In N.M. for now, no “Right To Eat Enchiladas”

By enacting “cheeseburger bills” (see Mar. 13, Mar. 17 and Dec. 3, 2004) state legislators can attempt to make clear (in case courts had any doubt about the matter) that there is no cause of action against food purveyors for causing obesity in those who partake of their wares. Such bills have been making progress around the country, with 12 state legislatures enacting them in 2004 and others likely to follow this year. New Mexico, however, will not be among those states: both the Senate Judiciary Committee and the House Consumer and Public Affairs Committee have voted to shelve the idea on narrow party-line votes, with Democrats opposed to the legislation and Republicans in favor. “I don’t dispute the idea of personal responsibility, but I dispute the notion that any tort action is on its face frivolous,” said Rep. Gail Beam (D-Albuquerque), who chairs the House consumer committee. The bill had earlier passed the Senate Consumer and Public Affairs Committee. Its sponsors, Sen. Steve Komadina (R-Corrales) and Rep. Terry Marquardt (R-Alamogordo), had given it a locally adaptive title: the “Right To Eat Enchiladas Act”. (“Legislative roundup”, The New Mexican (Santa Fe), Feb. 23; Erin Madigan, “‘Cheeseburger’ bills fill state lawmakers’ plates”, Stateline.org, Feb. 15).

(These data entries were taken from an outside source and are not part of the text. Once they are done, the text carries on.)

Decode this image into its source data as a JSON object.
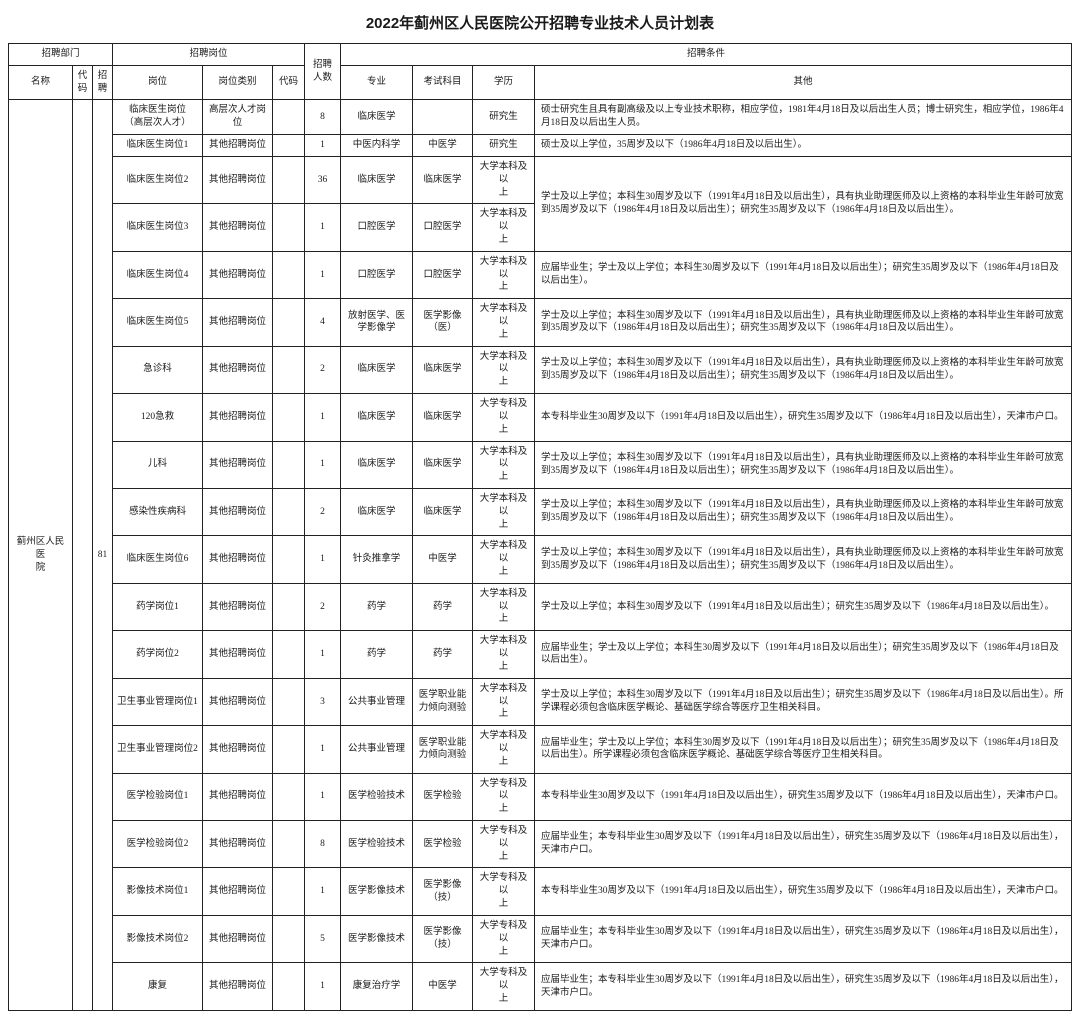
{
  "title": "2022年蓟州区人民医院公开招聘专业技术人员计划表",
  "header": {
    "dept": "招聘部门",
    "post_group": "招聘岗位",
    "num": "招聘人数",
    "cond": "招聘条件",
    "name": "名称",
    "code1": "代码",
    "rec": "招聘",
    "post": "岗位",
    "ptype": "岗位类别",
    "code2": "代码",
    "major": "专业",
    "subj": "考试科目",
    "edu": "学历",
    "other": "其他"
  },
  "dept_name": "蓟州区人民医\n院",
  "total_rec": "81",
  "rows": [
    {
      "post": "临床医生岗位\n（高层次人才）",
      "ptype": "高层次人才岗\n位",
      "num": "8",
      "major": "临床医学",
      "subj": "",
      "edu": "研究生",
      "other": "硕士研究生且具有副高级及以上专业技术职称，相应学位，1981年4月18日及以后出生人员；博士研究生，相应学位，1986年4月18日及以后出生人员。"
    },
    {
      "post": "临床医生岗位1",
      "ptype": "其他招聘岗位",
      "num": "1",
      "major": "中医内科学",
      "subj": "中医学",
      "edu": "研究生",
      "other": "硕士及以上学位，35周岁及以下（1986年4月18日及以后出生）。"
    },
    {
      "post": "临床医生岗位2",
      "ptype": "其他招聘岗位",
      "num": "36",
      "major": "临床医学",
      "subj": "临床医学",
      "edu": "大学本科及以\n上",
      "other": "学士及以上学位；本科生30周岁及以下（1991年4月18日及以后出生），具有执业助理医师及以上资格的本科毕业生年龄可放宽到35周岁及以下（1986年4月18日及以后出生）；研究生35周岁及以下（1986年4月18日及以后出生）。"
    },
    {
      "post": "临床医生岗位3",
      "ptype": "其他招聘岗位",
      "num": "1",
      "major": "口腔医学",
      "subj": "口腔医学",
      "edu": "大学本科及以\n上",
      "other": ""
    },
    {
      "post": "临床医生岗位4",
      "ptype": "其他招聘岗位",
      "num": "1",
      "major": "口腔医学",
      "subj": "口腔医学",
      "edu": "大学本科及以\n上",
      "other": "应届毕业生；学士及以上学位；本科生30周岁及以下（1991年4月18日及以后出生）；研究生35周岁及以下（1986年4月18日及以后出生）。"
    },
    {
      "post": "临床医生岗位5",
      "ptype": "其他招聘岗位",
      "num": "4",
      "major": "放射医学、医\n学影像学",
      "subj": "医学影像\n（医）",
      "edu": "大学本科及以\n上",
      "other": "学士及以上学位；本科生30周岁及以下（1991年4月18日及以后出生），具有执业助理医师及以上资格的本科毕业生年龄可放宽到35周岁及以下（1986年4月18日及以后出生）；研究生35周岁及以下（1986年4月18日及以后出生）。"
    },
    {
      "post": "急诊科",
      "ptype": "其他招聘岗位",
      "num": "2",
      "major": "临床医学",
      "subj": "临床医学",
      "edu": "大学本科及以\n上",
      "other": "学士及以上学位；本科生30周岁及以下（1991年4月18日及以后出生），具有执业助理医师及以上资格的本科毕业生年龄可放宽到35周岁及以下（1986年4月18日及以后出生）；研究生35周岁及以下（1986年4月18日及以后出生）。"
    },
    {
      "post": "120急救",
      "ptype": "其他招聘岗位",
      "num": "1",
      "major": "临床医学",
      "subj": "临床医学",
      "edu": "大学专科及以\n上",
      "other": "本专科毕业生30周岁及以下（1991年4月18日及以后出生），研究生35周岁及以下（1986年4月18日及以后出生），天津市户口。"
    },
    {
      "post": "儿科",
      "ptype": "其他招聘岗位",
      "num": "1",
      "major": "临床医学",
      "subj": "临床医学",
      "edu": "大学本科及以\n上",
      "other": "学士及以上学位；本科生30周岁及以下（1991年4月18日及以后出生），具有执业助理医师及以上资格的本科毕业生年龄可放宽到35周岁及以下（1986年4月18日及以后出生）；研究生35周岁及以下（1986年4月18日及以后出生）。"
    },
    {
      "post": "感染性疾病科",
      "ptype": "其他招聘岗位",
      "num": "2",
      "major": "临床医学",
      "subj": "临床医学",
      "edu": "大学本科及以\n上",
      "other": "学士及以上学位；本科生30周岁及以下（1991年4月18日及以后出生），具有执业助理医师及以上资格的本科毕业生年龄可放宽到35周岁及以下（1986年4月18日及以后出生）；研究生35周岁及以下（1986年4月18日及以后出生）。"
    },
    {
      "post": "临床医生岗位6",
      "ptype": "其他招聘岗位",
      "num": "1",
      "major": "针灸推拿学",
      "subj": "中医学",
      "edu": "大学本科及以\n上",
      "other": "学士及以上学位；本科生30周岁及以下（1991年4月18日及以后出生），具有执业助理医师及以上资格的本科毕业生年龄可放宽到35周岁及以下（1986年4月18日及以后出生）；研究生35周岁及以下（1986年4月18日及以后出生）。"
    },
    {
      "post": "药学岗位1",
      "ptype": "其他招聘岗位",
      "num": "2",
      "major": "药学",
      "subj": "药学",
      "edu": "大学本科及以\n上",
      "other": "学士及以上学位；本科生30周岁及以下（1991年4月18日及以后出生）；研究生35周岁及以下（1986年4月18日及以后出生）。"
    },
    {
      "post": "药学岗位2",
      "ptype": "其他招聘岗位",
      "num": "1",
      "major": "药学",
      "subj": "药学",
      "edu": "大学本科及以\n上",
      "other": "应届毕业生；学士及以上学位；本科生30周岁及以下（1991年4月18日及以后出生）；研究生35周岁及以下（1986年4月18日及以后出生）。"
    },
    {
      "post": "卫生事业管理岗位1",
      "ptype": "其他招聘岗位",
      "num": "3",
      "major": "公共事业管理",
      "subj": "医学职业能\n力倾向测验",
      "edu": "大学本科及以\n上",
      "other": "学士及以上学位；本科生30周岁及以下（1991年4月18日及以后出生）；研究生35周岁及以下（1986年4月18日及以后出生）。所学课程必须包含临床医学概论、基础医学综合等医疗卫生相关科目。"
    },
    {
      "post": "卫生事业管理岗位2",
      "ptype": "其他招聘岗位",
      "num": "1",
      "major": "公共事业管理",
      "subj": "医学职业能\n力倾向测验",
      "edu": "大学本科及以\n上",
      "other": "应届毕业生；学士及以上学位；本科生30周岁及以下（1991年4月18日及以后出生）；研究生35周岁及以下（1986年4月18日及以后出生）。所学课程必须包含临床医学概论、基础医学综合等医疗卫生相关科目。"
    },
    {
      "post": "医学检验岗位1",
      "ptype": "其他招聘岗位",
      "num": "1",
      "major": "医学检验技术",
      "subj": "医学检验",
      "edu": "大学专科及以\n上",
      "other": "本专科毕业生30周岁及以下（1991年4月18日及以后出生），研究生35周岁及以下（1986年4月18日及以后出生），天津市户口。"
    },
    {
      "post": "医学检验岗位2",
      "ptype": "其他招聘岗位",
      "num": "8",
      "major": "医学检验技术",
      "subj": "医学检验",
      "edu": "大学专科及以\n上",
      "other": "应届毕业生；本专科毕业生30周岁及以下（1991年4月18日及以后出生），研究生35周岁及以下（1986年4月18日及以后出生），天津市户口。"
    },
    {
      "post": "影像技术岗位1",
      "ptype": "其他招聘岗位",
      "num": "1",
      "major": "医学影像技术",
      "subj": "医学影像\n（技）",
      "edu": "大学专科及以\n上",
      "other": "本专科毕业生30周岁及以下（1991年4月18日及以后出生），研究生35周岁及以下（1986年4月18日及以后出生），天津市户口。"
    },
    {
      "post": "影像技术岗位2",
      "ptype": "其他招聘岗位",
      "num": "5",
      "major": "医学影像技术",
      "subj": "医学影像\n（技）",
      "edu": "大学专科及以\n上",
      "other": "应届毕业生；本专科毕业生30周岁及以下（1991年4月18日及以后出生），研究生35周岁及以下（1986年4月18日及以后出生），天津市户口。"
    },
    {
      "post": "康复",
      "ptype": "其他招聘岗位",
      "num": "1",
      "major": "康复治疗学",
      "subj": "中医学",
      "edu": "大学专科及以\n上",
      "other": "应届毕业生；本专科毕业生30周岁及以下（1991年4月18日及以后出生），研究生35周岁及以下（1986年4月18日及以后出生），天津市户口。"
    }
  ],
  "merge_other_row3_span": 2
}
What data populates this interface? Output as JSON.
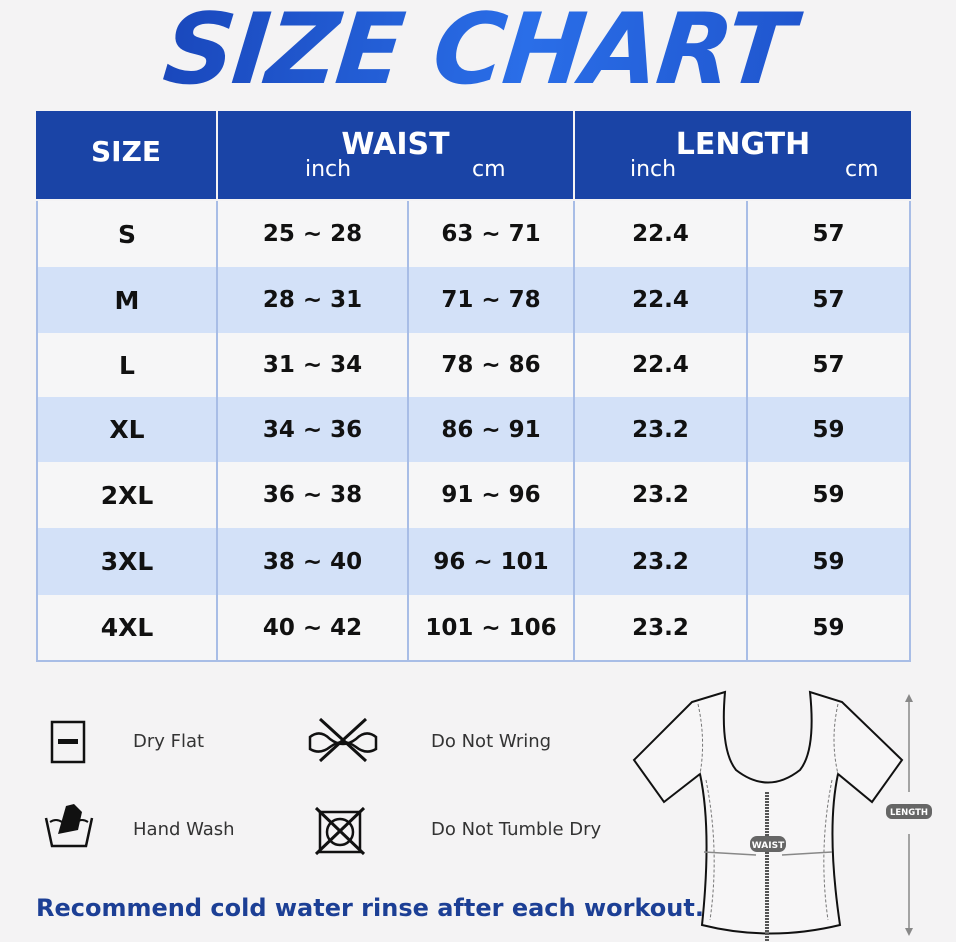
{
  "title": "SIZE CHART",
  "colors": {
    "header": "#1a44a6",
    "stripe": "#d3e1f8",
    "title": "#1545b8"
  },
  "table": {
    "headers": {
      "size": "SIZE",
      "waist": "WAIST",
      "length": "LENGTH",
      "inch": "inch",
      "cm": "cm"
    },
    "rows": [
      [
        "S",
        "25 ~ 28",
        "63 ~ 71",
        "22.4",
        "57"
      ],
      [
        "M",
        "28 ~ 31",
        "71 ~ 78",
        "22.4",
        "57"
      ],
      [
        "L",
        "31 ~ 34",
        "78 ~ 86",
        "22.4",
        "57"
      ],
      [
        "XL",
        "34 ~ 36",
        "86 ~ 91",
        "23.2",
        "59"
      ],
      [
        "2XL",
        "36 ~ 38",
        "91 ~ 96",
        "23.2",
        "59"
      ],
      [
        "3XL",
        "38 ~ 40",
        "96 ~ 101",
        "23.2",
        "59"
      ],
      [
        "4XL",
        "40 ~ 42",
        "101 ~ 106",
        "23.2",
        "59"
      ]
    ]
  },
  "care": [
    {
      "icon": "dry-flat-icon",
      "label": "Dry Flat"
    },
    {
      "icon": "do-not-wring-icon",
      "label": "Do Not Wring"
    },
    {
      "icon": "hand-wash-icon",
      "label": "Hand Wash"
    },
    {
      "icon": "do-not-tumble-dry-icon",
      "label": "Do Not Tumble Dry"
    }
  ],
  "diagram": {
    "waist_label": "WAIST",
    "length_label": "LENGTH"
  },
  "note": "Recommend cold water rinse after each workout."
}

Attorney accidentally sues himself

By reader acclaim, from the Illinois county that furnishes so much material for this site: “Alton attorney Emert Wyss thought he could make money in a Madison County class action lawsuit, but he accidentally sued himself instead.” Representing a client who’d bought and then refinanced a house, Wyss advised her that she might be entitled to file a lawsuit against the company that wrote the original mortgage over the $60 fee it charged for faxing two payoff statements, and soon signed her up for a class-action suit to be handled by himself and several other law firms, including the prominent Lakin firm. However, it developed that a company called Centerre Title, owned by Wyss himself, had been the party that collected the allegedly improper fees at closing, and when the mortgage-company defendant learned of this it moved to add both Centerre and Wyss as third-party defendants, much as Jerry, in the old cartoons, sometimes succeeds in bringing Tom’s tail around in circular fashion and presenting it for him to bite. The judge granted the motion, and rather than persist in a suit against himself Wyss resigned the client’s representation. The Madison County Record’s coverage includes deposition-transcript excerpts that serve as a reminder of how essentially passive clients often get steered into class actions in which the lawyers are the real parties in interest (Steve Corris, “Alton attorney accidentally sues himself”, Madison County Record, Mar. 8).